# Scraping Workplace Reviews and Text Classification through an API

The other day I was talking to a contractor, who enthusiastically told me about the stock market application of sentiment analysis. Inspired, I decided to do a little analysis of my own, but rather than analyzing stocks, I will instead analyze reviews of the Texas Workforce Commission.

To get reviews, I'll scraping data off of the [Consumer Affairs](https://www.consumeraffairs.com/) website.

Let's get started!

## Scraping Reviews

To scrape data from the website, I'll need the reqests library to send http requests, and the BeautifulSoup library to parse the content of the response.

In [1]:
import requests
from bs4 import BeautifulSoup

For each page in the 7 pages of reviews, I'll request the url, then parse the html content.

Below is the content of the first page.

In [2]:
url = 'https://www.consumeraffairs.com/employment/tx_work.html?page='
response = requests.get(url+"1")
content = response.content
parser = BeautifulSoup(content,'html.parser')
print(parser)

<!DOCTYPE doctype html>
<!--[if IE]><![endif]--><!--[if lt IE 7 ]><html lang="en" class="no-js ie6"><![endif]--><!--[if IE 7 ]><html lang="en" class="no-js ie7"><![endif]--><!--[if IE 8 ]><html lang="en" class="no-js ie8"><![endif]--><!--[if IE 9 ]><html lang="en" class="no-js ie9"><![endif]--><!--[if (gt IE 9)|!(IE)]><!--><html class="no-js" lang="en"><!--<![endif]--><head><!-- Google Tag Manager --><script>(function(w,d,s,l,i){w[l]=w[l]||[];w[l].push({'gtm.start':
new Date().getTime(),event:'gtm.js'});var f=d.getElementsByTagName(s)[0],
j=d.createElement(s),dl=l!='dataLayer'?'&l='+l:'';j.defer=true;j.src=
'https://www.googletagmanager.com/gtm.js?id='+i+dl;f.parentNode.insertBefore(j,f);
})(window,document,'script','dataLayer','GTM-WSBZRR');</script><!-- End Google Tag Manager --><meta content="IE=edge" http-equiv="X-UA-Compatible"/><link href="//media.consumeraffairs.com/static/manifest.85a14cf9e066.json" rel="manifest"/><meta charset="utf-8"><script type="text/javascript">(window.NR

Clear, right?
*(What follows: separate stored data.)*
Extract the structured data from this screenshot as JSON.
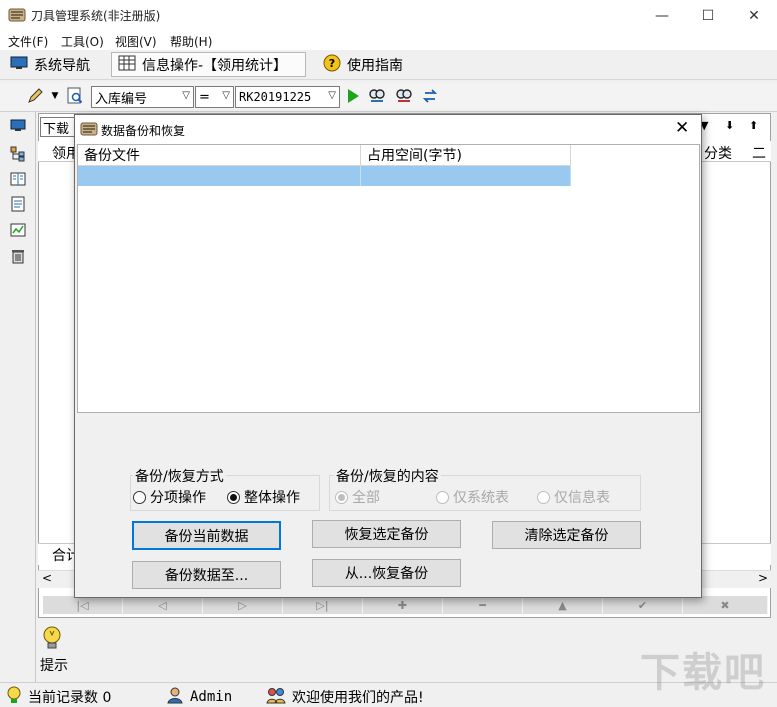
{
  "window": {
    "title": "刀具管理系统(非注册版)",
    "controls": [
      "—",
      "☐",
      "✕"
    ]
  },
  "menu": [
    "文件(F)",
    "工具(O)",
    "视图(V)",
    "帮助(H)"
  ],
  "nav": {
    "system_nav": "系统导航",
    "info_op": "信息操作-【领用统计】",
    "guide": "使用指南"
  },
  "filter": {
    "field": "入库编号",
    "operator": "=",
    "value": "RK20191225"
  },
  "background": {
    "tab_partial": "下载",
    "col_partial": "领用",
    "col_right": "分类",
    "col_right2": "二",
    "total_label": "合计",
    "hint_label": "提示",
    "nav_buttons": [
      "|◁",
      "◁",
      "▷",
      "▷|",
      "✚",
      "━",
      "▲",
      "✔",
      "✖"
    ]
  },
  "status": {
    "record_count": "当前记录数 0",
    "user": "Admin",
    "welcome": "欢迎使用我们的产品!"
  },
  "dialog": {
    "title": "数据备份和恢复",
    "columns": [
      "备份文件",
      "占用空间(字节)"
    ],
    "mode_group": "备份/恢复方式",
    "mode_options": [
      {
        "label": "分项操作",
        "selected": false
      },
      {
        "label": "整体操作",
        "selected": true
      }
    ],
    "content_group": "备份/恢复的内容",
    "content_options": [
      {
        "label": "全部",
        "selected": true
      },
      {
        "label": "仅系统表",
        "selected": false
      },
      {
        "label": "仅信息表",
        "selected": false
      }
    ],
    "buttons": {
      "backup_current": "备份当前数据",
      "restore_selected": "恢复选定备份",
      "clear_selected": "清除选定备份",
      "backup_to": "备份数据至...",
      "restore_from": "从...恢复备份"
    }
  },
  "watermark": "下载吧"
}
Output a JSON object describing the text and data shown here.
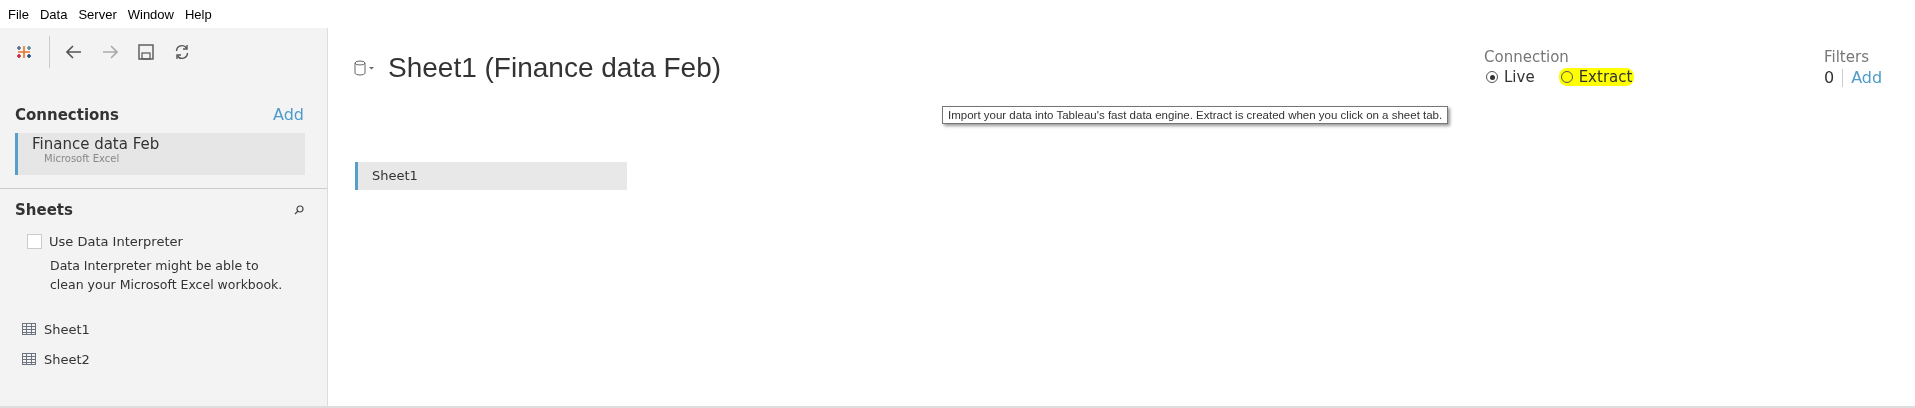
{
  "menu": [
    "File",
    "Data",
    "Server",
    "Window",
    "Help"
  ],
  "connections": {
    "title": "Connections",
    "add": "Add",
    "items": [
      {
        "name": "Finance data Feb",
        "type": "Microsoft Excel",
        "selected": true
      }
    ]
  },
  "sheets": {
    "title": "Sheets",
    "interpreter": {
      "label": "Use Data Interpreter",
      "checked": false,
      "description": "Data Interpreter might be able to clean your Microsoft Excel workbook."
    },
    "items": [
      {
        "name": "Sheet1"
      },
      {
        "name": "Sheet2"
      }
    ]
  },
  "main": {
    "title": "Sheet1 (Finance data Feb)",
    "connection": {
      "label": "Connection",
      "options": [
        {
          "label": "Live",
          "selected": true,
          "highlighted": false
        },
        {
          "label": "Extract",
          "selected": false,
          "highlighted": true
        }
      ]
    },
    "filters": {
      "label": "Filters",
      "count": "0",
      "add": "Add"
    },
    "tooltip": "Import your data into Tableau's fast data engine. Extract is created when you click on a sheet tab.",
    "canvas_tables": [
      {
        "name": "Sheet1"
      }
    ]
  }
}
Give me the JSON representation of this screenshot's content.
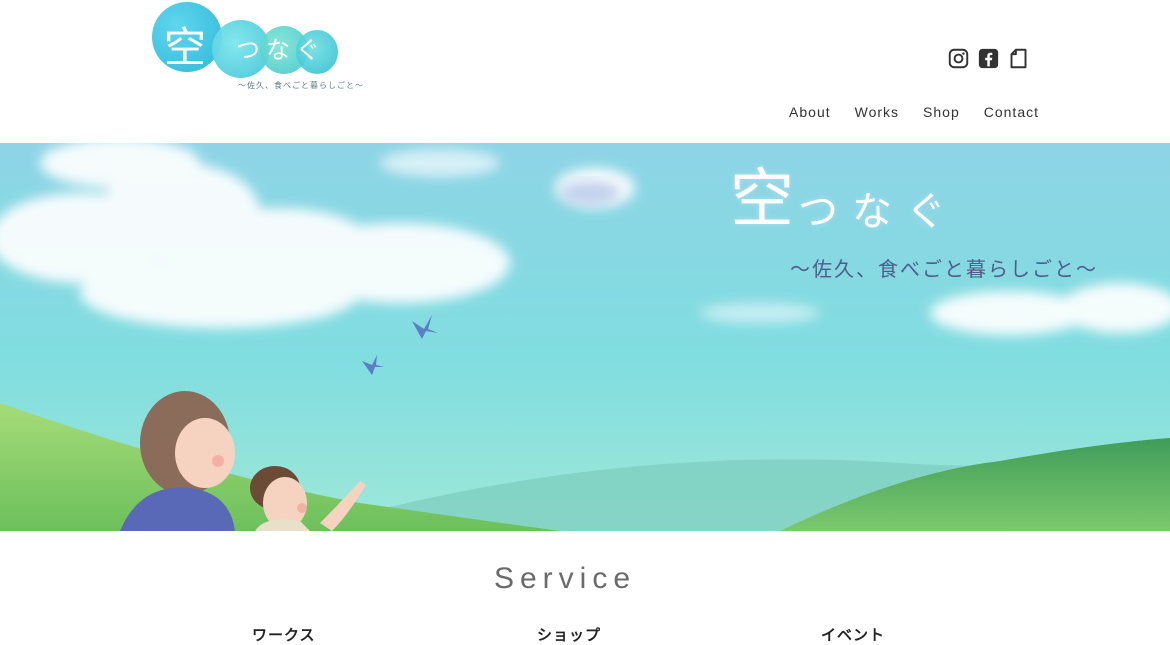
{
  "logo": {
    "main": "空",
    "rest": "つなぐ",
    "sub": "〜佐久、食べごと暮らしごと〜"
  },
  "social": [
    {
      "name": "instagram",
      "icon": "instagram-icon"
    },
    {
      "name": "facebook",
      "icon": "facebook-icon"
    },
    {
      "name": "note",
      "icon": "note-icon"
    }
  ],
  "nav": {
    "items": [
      "About",
      "Works",
      "Shop",
      "Contact"
    ]
  },
  "hero": {
    "title_main": "空",
    "title_rest": "つなぐ",
    "subtitle": "〜佐久、食べごと暮らしごと〜"
  },
  "service": {
    "title": "Service",
    "columns": [
      "ワークス",
      "ショップ",
      "イベント"
    ]
  },
  "colors": {
    "sky_top": "#8fd9e4",
    "sky_mid": "#7fdde0",
    "hill_green": "#5bb36a",
    "accent_text": "#4d5d8a"
  }
}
Just, kidding. Stare at this for too long and you'll go blind.

To parse the reviews, I opened the webpage in Google Chrome, right-clicked the web page, then clicked "Inspect" to see the CSS class of html tag I wanted.

The CSS class is "ca-txt-bd-2", which I'll pass into the select method of the parser. The select method will then return a list of all the html code with the CSS class.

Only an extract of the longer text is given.